The Digital Healthcare Council and TeleTracking patient flow technology have joined forces to improve the operational capacity of the NHS.
The Digital Healthcare Council represents a number of digital health innovators and was set up to bring together industry leaders to provide valuable information on the complex infrastructure of the NHS and its IT.
By joining the board, TeleTracking hopes to help deliver a “digitally targeted and patient-centered NHS”.
Neil Griffiths, CEO of TeleTracking UK and Europe, said: “We are delighted to be part of such a crucial body in the industry.
“The Digital Healthcare Council and its members are critical to the success of our future healthcare system; working to address issues by providing solutions that ultimately provide the vision of a digitally targeted and patient-centered NHS that benefits patients, the public and the economy.

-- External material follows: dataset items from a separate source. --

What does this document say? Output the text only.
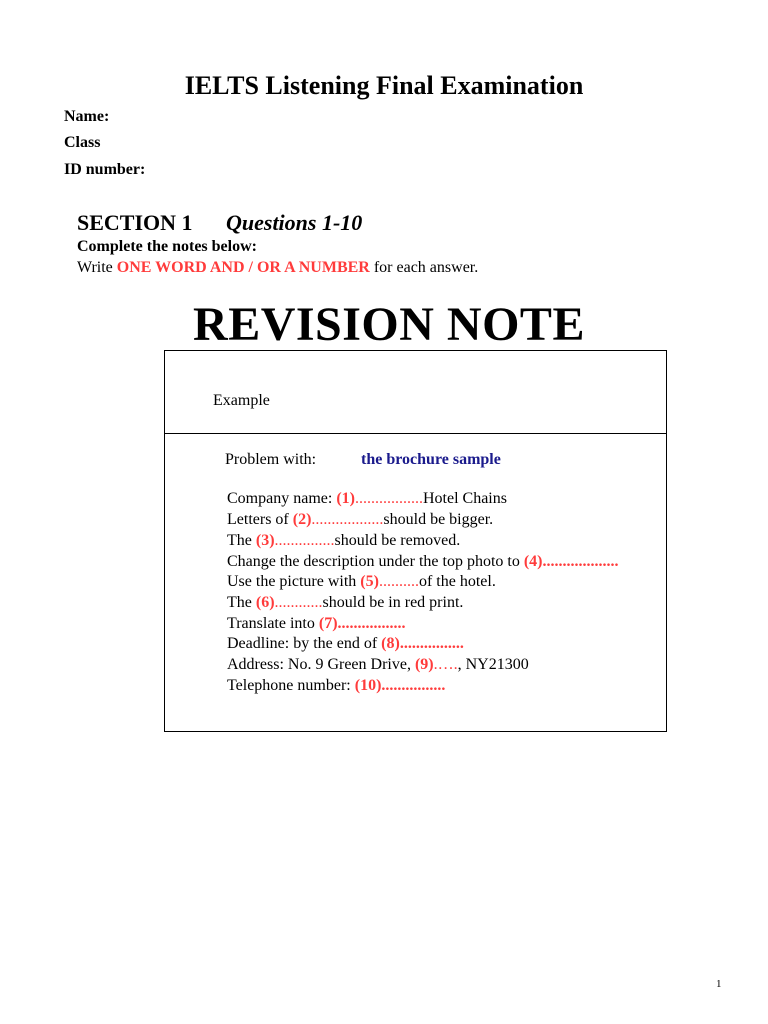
IELTS Listening Final Examination
Name:
Class
ID number:
SECTION 1 Questions 1-10
Complete the notes below:
Write ONE WORD AND / OR A NUMBER for each answer.
REVISION NOTE
Example
Problem with:	the brochure sample
Company name: (1).................Hotel Chains
Letters of (2)..................should be bigger.
The (3)...............should be removed.
Change the description under the top photo to (4)...................
Use the picture with (5)..........of the hotel.
The (6)............should be in red print.
Translate into (7).................
Deadline: by the end of (8)................
Address: No. 9 Green Drive, (9).…., NY21300
Telephone number: (10)................
1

“Collectively, the work we do now will pave the way for the future while protecting us from future pandemics.”
The Digital Healthcare Council aims to provide collective knowledge of digital services to transform patient care, free up clinical time and make the most of clinical experience.
It also aims to save money in the NHS by working with stakeholders and government on the benefits of digitally targeted healthcare.

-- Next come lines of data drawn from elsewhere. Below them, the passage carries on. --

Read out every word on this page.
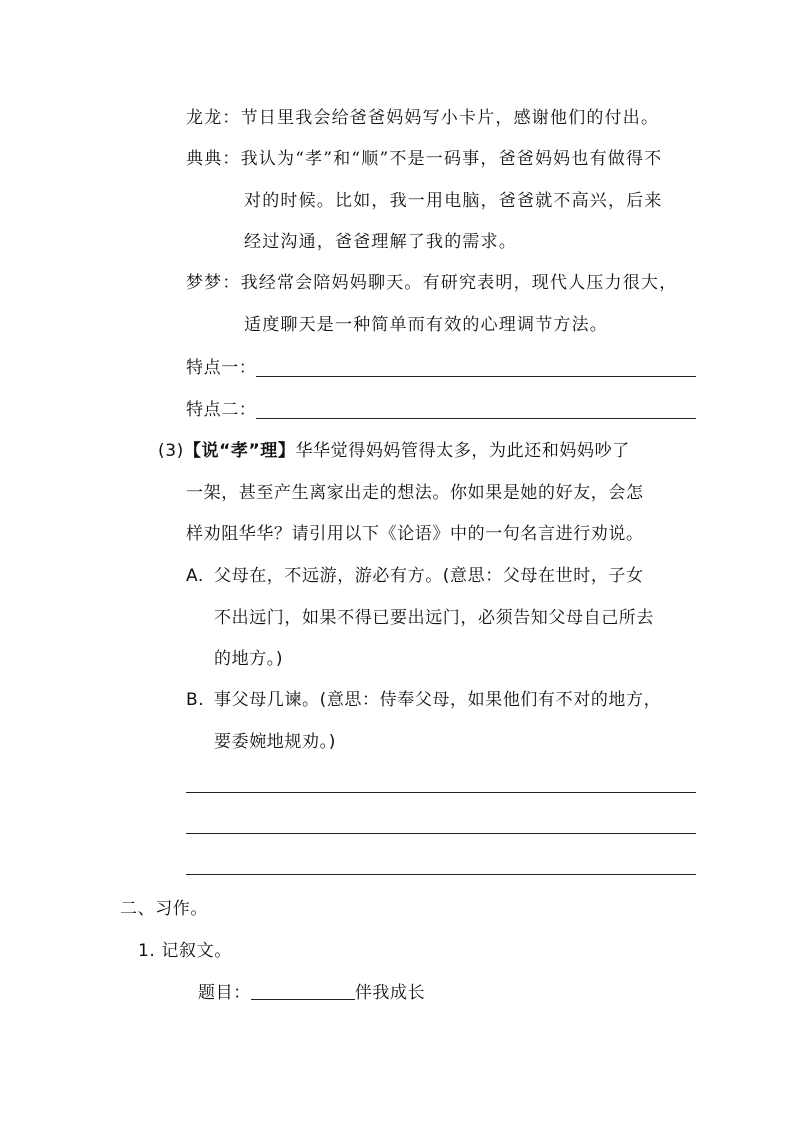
龙龙：节日里我会给爸爸妈妈写小卡片，感谢他们的付出。
典典：我认为“孝”和“顺”不是一码事，爸爸妈妈也有做得不
对的时候。比如，我一用电脑，爸爸就不高兴，后来
经过沟通，爸爸理解了我的需求。
梦梦：我经常会陪妈妈聊天。有研究表明，现代人压力很大，
适度聊天是一种简单而有效的心理调节方法。
特点一：
特点二：
(3)【说“孝”理】华华觉得妈妈管得太多，为此还和妈妈吵了
一架，甚至产生离家出走的想法。你如果是她的好友，会怎
样劝阻华华？请引用以下《论语》中的一句名言进行劝说。
A. 父母在，不远游，游必有方。(意思：父母在世时，子女
不出远门，如果不得已要出远门，必须告知父母自己所去
的地方。)
B. 事父母几谏。(意思：侍奉父母，如果他们有不对的地方，
要委婉地规劝。)
二、习作。
1. 记叙文。
题目：	伴我成长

Graham Kendall, director of the Digital Healthcare Council, added: “Each and every one of our members brings invaluable expertise and insight into our healthcare system to the mix.
“However, it is not just a matter of understanding, it is a matter of challenging processes and systems and overcoming organizational blocks to bring about physical changes and improvements.
“What TeleTracking brings to us is its understanding of ‘lost time in bed’ within a trust and how that lost time can be turned into return time to care for more patients. With hospital waiting lists increasing to 5.7 million people, there is a critical need for visibility of a hospital’s operations, including beds, resources and staff.
“By measuring this, as well as ED waiting times, hospital executives can begin to have a clear idea of where real improvements can be made quickly and without the need for additional staff and beds.”